I've seen bnx2 have some weird behavior with MTU configuration
2384[23:06:53] <rekishi> its a SFP+ card with a SFP+ to RJ45
adapter, its something on an inventec board
2389[23:11:38] <sney> still, I'd look at the MTU size.
having it set too large can result in fragmentation and/or a lot of
transmission retries, which manifests as reduced speed
2415[23:24:08] <cyveris> I'm aware; that also wasn't
really my question.
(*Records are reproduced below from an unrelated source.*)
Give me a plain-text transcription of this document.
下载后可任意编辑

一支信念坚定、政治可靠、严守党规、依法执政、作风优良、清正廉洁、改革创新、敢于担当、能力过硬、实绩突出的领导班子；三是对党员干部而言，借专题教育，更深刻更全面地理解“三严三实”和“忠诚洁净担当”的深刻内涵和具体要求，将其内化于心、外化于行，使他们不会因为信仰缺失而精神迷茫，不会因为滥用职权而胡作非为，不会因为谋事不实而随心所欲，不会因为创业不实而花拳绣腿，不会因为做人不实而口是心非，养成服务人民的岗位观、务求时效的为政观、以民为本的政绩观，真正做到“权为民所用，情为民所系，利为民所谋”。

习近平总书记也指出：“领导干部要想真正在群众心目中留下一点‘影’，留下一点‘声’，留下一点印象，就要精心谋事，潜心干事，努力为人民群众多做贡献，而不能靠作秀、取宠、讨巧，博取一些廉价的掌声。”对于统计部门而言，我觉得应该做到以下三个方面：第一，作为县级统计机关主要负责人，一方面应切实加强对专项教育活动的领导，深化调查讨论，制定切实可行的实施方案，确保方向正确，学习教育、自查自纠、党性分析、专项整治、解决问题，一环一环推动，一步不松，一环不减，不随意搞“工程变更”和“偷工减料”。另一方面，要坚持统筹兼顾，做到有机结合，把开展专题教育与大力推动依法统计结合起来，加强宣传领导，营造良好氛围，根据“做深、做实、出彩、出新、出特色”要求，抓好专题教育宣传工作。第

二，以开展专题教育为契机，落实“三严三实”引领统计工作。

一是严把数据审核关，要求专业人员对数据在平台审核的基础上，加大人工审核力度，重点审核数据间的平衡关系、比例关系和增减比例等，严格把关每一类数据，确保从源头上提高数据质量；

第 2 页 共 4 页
I know that they CAN. I'm interested in
what IS.
2416[23:24:09] <rekishi> stopping them changed nothing, and they
were running before on the old metal with no issues
2417[23:24:23] <cyveris> Well, something is causing them to send
a ton of traffic outbound.
2418[23:24:47] <cyveris> How are you measuring their activity,
network-wise?
2419[23:24:56] <cyveris> At the firewall, or elsewhere?
2420[23:25:42] <rekishi> its an assumption theyre hogging
bandwidth, however the only way I am testing UL is using
speedtest-cli which is still telling only 3.5Mb up
2421[23:26:06] <rekishi> previously I tested bias by having a
friend DL from my box but had similar results
2440[23:36:45] <jaakkos> I wanted to use Property= [Match] rule
with systemd, which was introduced in v.243. Buster backports has
244.3-1~bpo10+1, and /usr/share/doc/systemd/NEWS.gz lists this
feature; it's documented here
replaced-url
2441[23:37:18] <jaakkos> However, it's missing from
'man 5 systemd.link', and the feature is not recognized by
systemd. I wonder what's up with that.